Engaging young women and men in science
Conferences introduce middle school girls and boys to STEM careers
Most middle school kids prefer to spend Saturdays sleeping in, watching TV and playing video games. But on two recent weekends, some made an exception. One-hundred and thirty girls participated in the Women in Science Conference on Saturday, March 24, and 70 boys attended its counterpart, the Men in STEM Conference, on Saturday, March 31. Both events were created by the Regional Science Resource Center (RSRC) at UMass Medical School with other members of the Central Massachusetts Science, Technology, Engineering and Mathematics (STEM) Network to support the goals of improving STEM education and increasing the number of students interested in related careers.
Sponsored by the RSRC as part of Innovation Month in the Worcester public schools, both conferences have the same objective: to expose middle school students to future career opportunities in STEM in a way that is fun, engaging, and connects the world of work to the world of the middle school student. Women in Science was established first to address the underrepresentation of women in STEM careers, with Men in STEM created subsequently in response to popular demand from middle school educators and students. The events remain separate in order to allow boys and girls to be inspired by professional role models of their own gender.
Judging from comments the kids made about their experiences at the conferences, these goals were achieved. “If I had to describe this conference to another girl, I would tell her it was really inspiring and I loved it!” wrote one Women in Science participant. Speaker Lydia Villa-Komaroff, PhD, “was very inspiring and her story makes me think that, with confidence, you can achieve your dreams,” wrote another. “I never knew about all the different jobs for females in science,” said a third.
The boys were equally enthusiastic. “I want to be an engineer because I know more about it now,” said one. “My career goals have changed because of the inspiring speech of the chairman,” wrote another. One’s advice to other boys who might attend in the future: “It was a life-changing experience. . . . Also, it was fun!”
View the slideshows to see Women in Science and Men in STEM participants in action.
Women in Science
The 16th annual Women in Science Conferencefeatured demonstrations and group activities at the EcoTarium in Worcester, followed by a luncheon and keynote address at the Medical School. Girls had a choice of three out of eight concurrent 45-minute workshops led by 23 professional women, including an engineer, marine biologist, physician, criminologist, health care professional, science teacher and environmentalist, among others.

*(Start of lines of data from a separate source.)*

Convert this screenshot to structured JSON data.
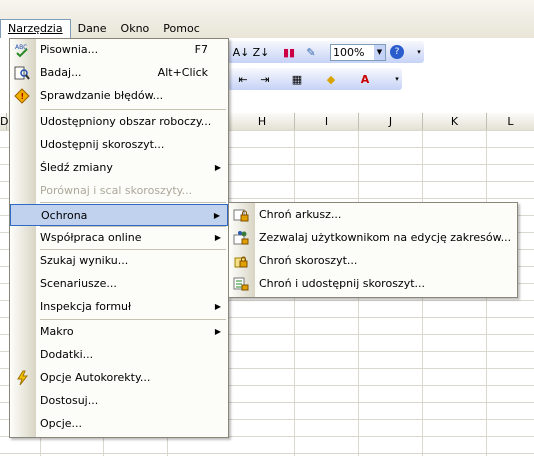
{
  "menubar": {
    "items": [
      "Narzędzia",
      "Dane",
      "Okno",
      "Pomoc"
    ]
  },
  "toolbar": {
    "zoom": "100%"
  },
  "columns": [
    "D",
    "H",
    "I",
    "J",
    "K",
    "L"
  ],
  "menu": {
    "items": [
      {
        "label": "Pisownia...",
        "shortcut": "F7",
        "icon": "spelling-icon"
      },
      {
        "label": "Badaj...",
        "shortcut": "Alt+Click",
        "icon": "research-icon"
      },
      {
        "label": "Sprawdzanie błędów...",
        "icon": "error-check-icon"
      },
      {
        "label": "Udostępniony obszar roboczy..."
      },
      {
        "label": "Udostępnij skoroszyt..."
      },
      {
        "label": "Śledź zmiany",
        "submenu": true
      },
      {
        "label": "Porównaj i scal skoroszyty...",
        "disabled": true
      },
      {
        "label": "Ochrona",
        "submenu": true,
        "highlight": true
      },
      {
        "label": "Współpraca online",
        "submenu": true
      },
      {
        "label": "Szukaj wyniku..."
      },
      {
        "label": "Scenariusze..."
      },
      {
        "label": "Inspekcja formuł",
        "submenu": true
      },
      {
        "label": "Makro",
        "submenu": true
      },
      {
        "label": "Dodatki..."
      },
      {
        "label": "Opcje Autokorekty...",
        "icon": "autocorrect-icon"
      },
      {
        "label": "Dostosuj..."
      },
      {
        "label": "Opcje..."
      }
    ]
  },
  "submenu": {
    "items": [
      {
        "label": "Chroń arkusz...",
        "icon": "protect-sheet-icon"
      },
      {
        "label": "Zezwalaj użytkownikom na edycję zakresów...",
        "icon": "allow-edit-ranges-icon"
      },
      {
        "label": "Chroń skoroszyt...",
        "icon": "protect-workbook-icon"
      },
      {
        "label": "Chroń i udostępnij skoroszyt...",
        "icon": "protect-share-icon"
      }
    ]
  }
}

The workshops showed the students, through interactive hands-on activities, how science is used in the workplace. Presenters also explained different entry levels to their careers, and provided tips on courses of study and ways to prepare and train for their professions. Following lunch, former UMMS faculty member Lydia Villa-Komaroff, PhD, chief scientific officer at Cytonome/ST, LLC, gave a talk, “Dreams and Realities: A Life in Science."
Men in STEM
The 4th annual Men in STEM conference also began at the Ecotarium, where each middle school boy chose three out of seven different interactive workshops led by 17 men who, like Women in Science, use science in their careers and shared personal stories of overcoming obstacles as well as achieving success. The keynote speaker was Charles F. Desmond, EdD, chair of the Board of Trustees for the Massachusetts Department of Higher Education, which provides funding for the Central Massachusetts STEM Network. Lunch at Intel in Hudson provided an opportunity for students and presenters to continue discussions in a more informal setting. Following lunch, the boys donned “bunny suits” in order to enter the clean rooms at Intel for a design challenge and tours of the company’s computer chip fabrication facility.